Se tendió ante
mí y bajó su cabeza. Le dije: No soy santa y menos vírgen como para que te
reclines. Besó mis manos como sólo él sabe hacerlo y en sus ojos se instaló la
súplica.
Estaba decidida
a no ceder. Hace tiempo aprendí a darme el lugar que desde siempre habría de
ocupar. Y él, no iba a invadirlo.
Lo conocí en una
noche extremadamente solitaria. Desde que atravesó la puerta y compartimos a la
luz de una vela el único pedazo de pan sobreviviente de la caridad, no nos
separamos. Pero siempre manteniendo una distancia, típica de mi orgullo, propia
de su humildad. Llevamos ya algún tiempo aprendiendo a interpretar nuestros
lenguajes, en algún punto tan diferentes, y a poner palabras a nuestros
silencios. Y si bien comemos juntos y nos acompañamos, él duerme sobre una
colcha vieja y yo, sobre el camastro que recogí hace años en un baldío.
Esta noche, el
invierno enfría la baldosa y humedece la sábana.
Me recuesto.

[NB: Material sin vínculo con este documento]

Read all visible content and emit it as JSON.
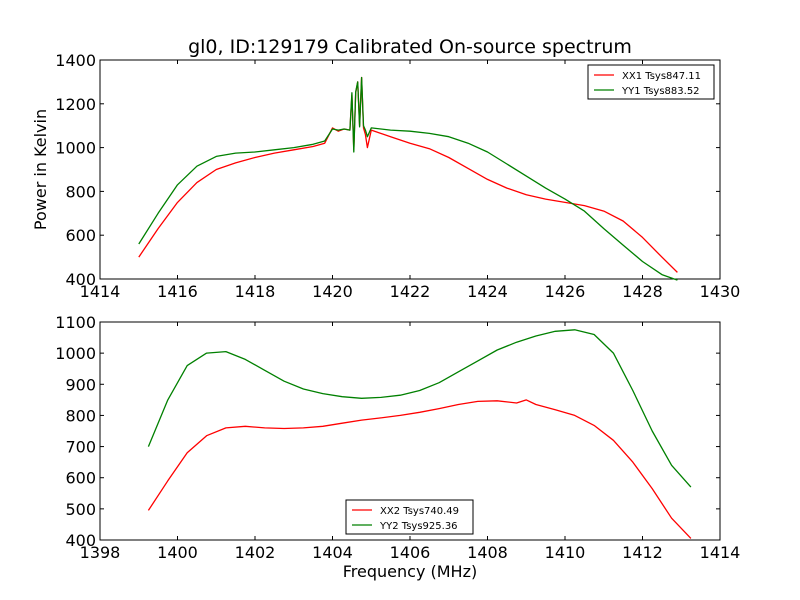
{
  "title": "gl0, ID:129179 Calibrated On-source spectrum",
  "chart_data": [
    {
      "type": "line",
      "ylabel": "Power in Kelvin",
      "xlabel": "",
      "xlim": [
        1414,
        1430
      ],
      "ylim": [
        400,
        1400
      ],
      "xticks": [
        1414,
        1416,
        1418,
        1420,
        1422,
        1424,
        1426,
        1428,
        1430
      ],
      "yticks": [
        400,
        600,
        800,
        1000,
        1200,
        1400
      ],
      "grid": false,
      "legend_position": "top-right",
      "series": [
        {
          "name": "XX1 Tsys847.11",
          "color": "#ff0000",
          "x": [
            1415.0,
            1415.5,
            1416.0,
            1416.5,
            1417.0,
            1417.5,
            1418.0,
            1418.5,
            1419.0,
            1419.5,
            1419.8,
            1420.0,
            1420.15,
            1420.3,
            1420.45,
            1420.5,
            1420.55,
            1420.6,
            1420.65,
            1420.7,
            1420.75,
            1420.8,
            1420.85,
            1420.9,
            1421.0,
            1421.5,
            1422.0,
            1422.5,
            1423.0,
            1423.5,
            1424.0,
            1424.5,
            1425.0,
            1425.5,
            1426.0,
            1426.5,
            1427.0,
            1427.5,
            1428.0,
            1428.5,
            1428.9
          ],
          "y": [
            500,
            630,
            750,
            840,
            900,
            930,
            955,
            975,
            990,
            1005,
            1020,
            1090,
            1075,
            1085,
            1080,
            1240,
            990,
            1250,
            1300,
            1100,
            1320,
            1090,
            1060,
            1000,
            1080,
            1050,
            1020,
            995,
            955,
            905,
            855,
            815,
            785,
            765,
            750,
            735,
            710,
            665,
            590,
            500,
            430
          ]
        },
        {
          "name": "YY1 Tsys883.52",
          "color": "#008000",
          "x": [
            1415.0,
            1415.5,
            1416.0,
            1416.5,
            1417.0,
            1417.5,
            1418.0,
            1418.5,
            1419.0,
            1419.5,
            1419.8,
            1420.0,
            1420.15,
            1420.3,
            1420.45,
            1420.5,
            1420.55,
            1420.6,
            1420.65,
            1420.7,
            1420.75,
            1420.8,
            1420.85,
            1420.9,
            1421.0,
            1421.5,
            1422.0,
            1422.5,
            1423.0,
            1423.5,
            1424.0,
            1424.5,
            1425.0,
            1425.5,
            1426.0,
            1426.5,
            1427.0,
            1427.5,
            1428.0,
            1428.5,
            1428.9
          ],
          "y": [
            560,
            700,
            830,
            915,
            960,
            975,
            980,
            990,
            1000,
            1015,
            1030,
            1085,
            1080,
            1085,
            1080,
            1250,
            980,
            1255,
            1300,
            1095,
            1320,
            1100,
            1080,
            1050,
            1090,
            1080,
            1075,
            1065,
            1050,
            1020,
            980,
            925,
            870,
            815,
            765,
            710,
            630,
            555,
            480,
            420,
            395
          ]
        }
      ]
    },
    {
      "type": "line",
      "ylabel": "",
      "xlabel": "Frequency (MHz)",
      "xlim": [
        1398,
        1414
      ],
      "ylim": [
        400,
        1100
      ],
      "xticks": [
        1398,
        1400,
        1402,
        1404,
        1406,
        1408,
        1410,
        1412,
        1414
      ],
      "yticks": [
        400,
        500,
        600,
        700,
        800,
        900,
        1000,
        1100
      ],
      "grid": false,
      "legend_position": "bottom-center",
      "series": [
        {
          "name": "XX2 Tsys740.49",
          "color": "#ff0000",
          "x": [
            1399.25,
            1399.75,
            1400.25,
            1400.75,
            1401.25,
            1401.75,
            1402.25,
            1402.75,
            1403.25,
            1403.75,
            1404.25,
            1404.75,
            1405.25,
            1405.75,
            1406.25,
            1406.75,
            1407.25,
            1407.75,
            1408.25,
            1408.75,
            1409.0,
            1409.25,
            1409.75,
            1410.25,
            1410.75,
            1411.25,
            1411.75,
            1412.25,
            1412.75,
            1413.25
          ],
          "y": [
            495,
            590,
            680,
            735,
            760,
            765,
            760,
            758,
            760,
            765,
            775,
            785,
            792,
            800,
            810,
            822,
            835,
            845,
            847,
            840,
            850,
            835,
            818,
            800,
            768,
            720,
            650,
            565,
            470,
            405
          ]
        },
        {
          "name": "YY2 Tsys925.36",
          "color": "#008000",
          "x": [
            1399.25,
            1399.75,
            1400.25,
            1400.75,
            1401.25,
            1401.75,
            1402.25,
            1402.75,
            1403.25,
            1403.75,
            1404.25,
            1404.75,
            1405.25,
            1405.75,
            1406.25,
            1406.75,
            1407.25,
            1407.75,
            1408.25,
            1408.75,
            1409.25,
            1409.75,
            1410.25,
            1410.75,
            1411.25,
            1411.75,
            1412.25,
            1412.75,
            1413.25
          ],
          "y": [
            700,
            850,
            960,
            1000,
            1005,
            980,
            945,
            910,
            885,
            870,
            860,
            855,
            858,
            865,
            880,
            905,
            940,
            975,
            1010,
            1035,
            1055,
            1070,
            1075,
            1060,
            1000,
            880,
            750,
            640,
            570
          ]
        }
      ]
    }
  ]
}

El
mira. Tiembla y se estremece. Soplo la vela, la de siempre, y la oscuridad borra
su mirada, aunque no puedo dejar de percibir su ruego. Mis manos también
tiemblan de frío. Acerca su aliento tibio. Le acaricié la cabeza y aparté la
sábana.
Feliz se acomodó
a lo largo, movió la cola y me lamió la cara.
1 comentario:
Me gustó mucho. Muy bien llevado, no deja trascender el final hasta que se llega a él. Me pareció muy bueno. Felicitaciones. Héctor.